Let’s take a look at the previous 55 seasons of Twins play. If you look at the numbers nothing really jumps out at you to tell you that strikeout are OK or horrendous. The Twins had an OK season by some standards last year and yet they still struck out 1,264 times and in 2002 they won 94 games and still struck out 1,089 times. On the other side of the coin the Twins only struck out 684 times in 1978 and still only won 73 games. Strikeouts in themselves will not determine if your team will win or not.

The Twins have only scored more runs than they have had strikeouts on four occasions in 55 seasons, in 1976 when they finished 85-77, in 1977 when they finished 84-77, in 1979 when they finished 82-80 and in their 1995 championship season when they were 95-67. Twins history seems to indicate that if you score more often than you strike out than you will have a winning season.

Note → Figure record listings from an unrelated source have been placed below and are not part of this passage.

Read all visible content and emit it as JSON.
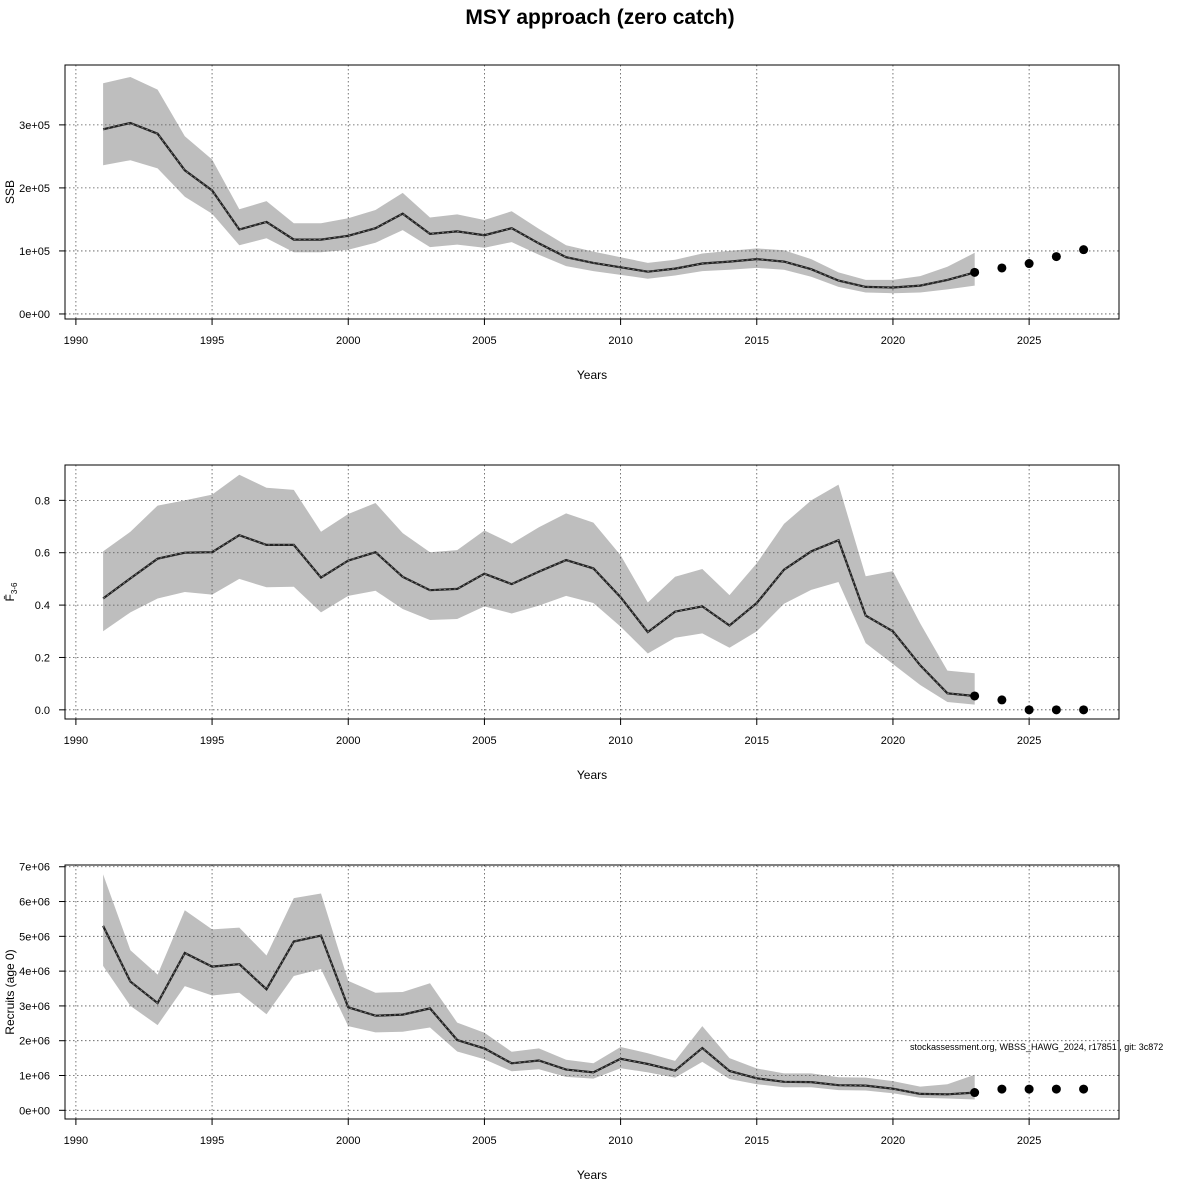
{
  "title": "MSY approach (zero catch)",
  "footer": "stockassessment.org, WBSS_HAWG_2024, r17851 , git: 3c872",
  "colors": {
    "band": "#bebebe",
    "line": "#222222",
    "point": "#000000",
    "grid": "#555555"
  },
  "chart_data": [
    {
      "type": "line",
      "ylabel": "SSB",
      "xlabel": "Years",
      "xlim": [
        1989.6,
        2028.3
      ],
      "ylim": [
        -8000,
        395000
      ],
      "xticks": [
        1990,
        1995,
        2000,
        2005,
        2010,
        2015,
        2020,
        2025
      ],
      "xtick_labels": [
        "1990",
        "1995",
        "2000",
        "2005",
        "2010",
        "2015",
        "2020",
        "2025"
      ],
      "yticks": [
        0,
        100000,
        200000,
        300000
      ],
      "ytick_labels": [
        "0e+00",
        "1e+05",
        "2e+05",
        "3e+05"
      ],
      "grid": true,
      "x": [
        1991,
        1992,
        1993,
        1994,
        1995,
        1996,
        1997,
        1998,
        1999,
        2000,
        2001,
        2002,
        2003,
        2004,
        2005,
        2006,
        2007,
        2008,
        2009,
        2010,
        2011,
        2012,
        2013,
        2014,
        2015,
        2016,
        2017,
        2018,
        2019,
        2020,
        2021,
        2022,
        2023
      ],
      "estimate": [
        293000,
        303000,
        286000,
        228000,
        196000,
        134000,
        146000,
        118000,
        118000,
        124000,
        136000,
        159000,
        127000,
        131000,
        125000,
        136000,
        112000,
        90000,
        81000,
        74000,
        67000,
        72000,
        80000,
        83000,
        87000,
        83000,
        71000,
        53000,
        43000,
        42000,
        45000,
        54000,
        66000
      ],
      "upper": [
        366000,
        376000,
        356000,
        282000,
        245000,
        166000,
        179000,
        144000,
        144000,
        152000,
        165000,
        192000,
        153000,
        158000,
        149000,
        163000,
        135000,
        109000,
        99000,
        90000,
        81000,
        86000,
        96000,
        100000,
        104000,
        101000,
        87000,
        66000,
        54000,
        54000,
        60000,
        75000,
        97000
      ],
      "lower": [
        236000,
        244000,
        231000,
        186000,
        159000,
        109000,
        120000,
        98000,
        98000,
        102000,
        113000,
        133000,
        106000,
        110000,
        105000,
        114000,
        94000,
        76000,
        68000,
        62000,
        56000,
        61000,
        68000,
        70000,
        73000,
        70000,
        59000,
        43000,
        34000,
        33000,
        34000,
        39000,
        45000
      ],
      "forecast_x": [
        2023,
        2024,
        2025,
        2026,
        2027
      ],
      "forecast_values": [
        66000,
        73000,
        80000,
        91000,
        102000
      ]
    },
    {
      "type": "line",
      "ylabel": "F̄ 3-6",
      "xlabel": "Years",
      "xlim": [
        1989.6,
        2028.3
      ],
      "ylim": [
        -0.035,
        0.935
      ],
      "xticks": [
        1990,
        1995,
        2000,
        2005,
        2010,
        2015,
        2020,
        2025
      ],
      "xtick_labels": [
        "1990",
        "1995",
        "2000",
        "2005",
        "2010",
        "2015",
        "2020",
        "2025"
      ],
      "yticks": [
        0,
        0.2,
        0.4,
        0.6,
        0.8
      ],
      "ytick_labels": [
        "0.0",
        "0.2",
        "0.4",
        "0.6",
        "0.8"
      ],
      "grid": true,
      "x": [
        1991,
        1992,
        1993,
        1994,
        1995,
        1996,
        1997,
        1998,
        1999,
        2000,
        2001,
        2002,
        2003,
        2004,
        2005,
        2006,
        2007,
        2008,
        2009,
        2010,
        2011,
        2012,
        2013,
        2014,
        2015,
        2016,
        2017,
        2018,
        2019,
        2020,
        2021,
        2022,
        2023
      ],
      "estimate": [
        0.425,
        0.502,
        0.577,
        0.6,
        0.602,
        0.667,
        0.63,
        0.63,
        0.505,
        0.57,
        0.602,
        0.508,
        0.457,
        0.462,
        0.52,
        0.48,
        0.528,
        0.572,
        0.54,
        0.43,
        0.297,
        0.375,
        0.395,
        0.322,
        0.408,
        0.535,
        0.605,
        0.648,
        0.36,
        0.3,
        0.17,
        0.063,
        0.053
      ],
      "upper": [
        0.605,
        0.68,
        0.78,
        0.8,
        0.822,
        0.898,
        0.848,
        0.84,
        0.68,
        0.748,
        0.79,
        0.675,
        0.602,
        0.61,
        0.685,
        0.635,
        0.697,
        0.75,
        0.715,
        0.59,
        0.41,
        0.508,
        0.538,
        0.438,
        0.56,
        0.71,
        0.8,
        0.86,
        0.51,
        0.53,
        0.33,
        0.15,
        0.14
      ],
      "lower": [
        0.3,
        0.372,
        0.425,
        0.45,
        0.44,
        0.5,
        0.468,
        0.47,
        0.372,
        0.435,
        0.455,
        0.385,
        0.343,
        0.347,
        0.395,
        0.368,
        0.398,
        0.435,
        0.408,
        0.318,
        0.215,
        0.275,
        0.292,
        0.237,
        0.3,
        0.405,
        0.458,
        0.488,
        0.255,
        0.175,
        0.095,
        0.03,
        0.02
      ],
      "forecast_x": [
        2023,
        2024,
        2025,
        2026,
        2027
      ],
      "forecast_values": [
        0.053,
        0.038,
        0.0,
        0.0,
        0.0
      ]
    },
    {
      "type": "line",
      "ylabel": "Recruits (age 0)",
      "xlabel": "Years",
      "xlim": [
        1989.6,
        2028.3
      ],
      "ylim": [
        -250000,
        7050000
      ],
      "xticks": [
        1990,
        1995,
        2000,
        2005,
        2010,
        2015,
        2020,
        2025
      ],
      "xtick_labels": [
        "1990",
        "1995",
        "2000",
        "2005",
        "2010",
        "2015",
        "2020",
        "2025"
      ],
      "yticks": [
        0,
        1000000,
        2000000,
        3000000,
        4000000,
        5000000,
        6000000,
        7000000
      ],
      "ytick_labels": [
        "0e+00",
        "1e+06",
        "2e+06",
        "3e+06",
        "4e+06",
        "5e+06",
        "6e+06",
        "7e+06"
      ],
      "grid": true,
      "x": [
        1991,
        1992,
        1993,
        1994,
        1995,
        1996,
        1997,
        1998,
        1999,
        2000,
        2001,
        2002,
        2003,
        2004,
        2005,
        2006,
        2007,
        2008,
        2009,
        2010,
        2011,
        2012,
        2013,
        2014,
        2015,
        2016,
        2017,
        2018,
        2019,
        2020,
        2021,
        2022,
        2023
      ],
      "estimate": [
        5300000,
        3700000,
        3080000,
        4520000,
        4130000,
        4200000,
        3480000,
        4850000,
        5020000,
        2960000,
        2720000,
        2750000,
        2930000,
        2020000,
        1780000,
        1350000,
        1430000,
        1170000,
        1090000,
        1480000,
        1330000,
        1140000,
        1790000,
        1130000,
        920000,
        820000,
        810000,
        720000,
        710000,
        620000,
        470000,
        460000,
        510000
      ],
      "upper": [
        6780000,
        4600000,
        3900000,
        5750000,
        5200000,
        5250000,
        4450000,
        6100000,
        6230000,
        3720000,
        3380000,
        3400000,
        3650000,
        2520000,
        2230000,
        1680000,
        1780000,
        1450000,
        1350000,
        1820000,
        1640000,
        1420000,
        2420000,
        1500000,
        1200000,
        1060000,
        1060000,
        950000,
        940000,
        840000,
        680000,
        750000,
        1020000
      ],
      "lower": [
        4150000,
        3000000,
        2450000,
        3570000,
        3300000,
        3380000,
        2760000,
        3860000,
        4060000,
        2420000,
        2240000,
        2260000,
        2380000,
        1690000,
        1470000,
        1120000,
        1180000,
        960000,
        910000,
        1210000,
        1090000,
        940000,
        1390000,
        900000,
        750000,
        660000,
        660000,
        580000,
        570000,
        490000,
        360000,
        340000,
        310000
      ],
      "forecast_x": [
        2023,
        2024,
        2025,
        2026,
        2027
      ],
      "forecast_values": [
        510000,
        610000,
        610000,
        610000,
        610000
      ]
    }
  ]
}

I think it is interesting to note here that Gene Mauch managed the Twins from 1976-1980, none of his team struck out more that 754 times. Just a coincidence or was it his managing style? Yet only three of those five years that Mauch managed the Twins, did they have a winning record and they never won more than 85 games under his leadership.

Strikeouts are obviously up across the board for a variety of reasons, since 2000 the Twins have played 15 seasons, during 11 of those they struck out over 1,000 times, the only other season they struck out of 1,000 times was in 1964.

During the Twins AL championship season of 1965 they struck out 969 times, in 1987 they struck out 898 times, and in 1991 they struck out only 749 times. The Twins have made the playoffs 11 times and they averaged 944 strikeouts during those years. Keep in mind too that six of those 11 playoff years were on this side of 2000.

Twins PA's per K charts

If you added in the running rate of strikeouts in 2016 after just seven games you would see a sharp dive of that blue line to 3.29.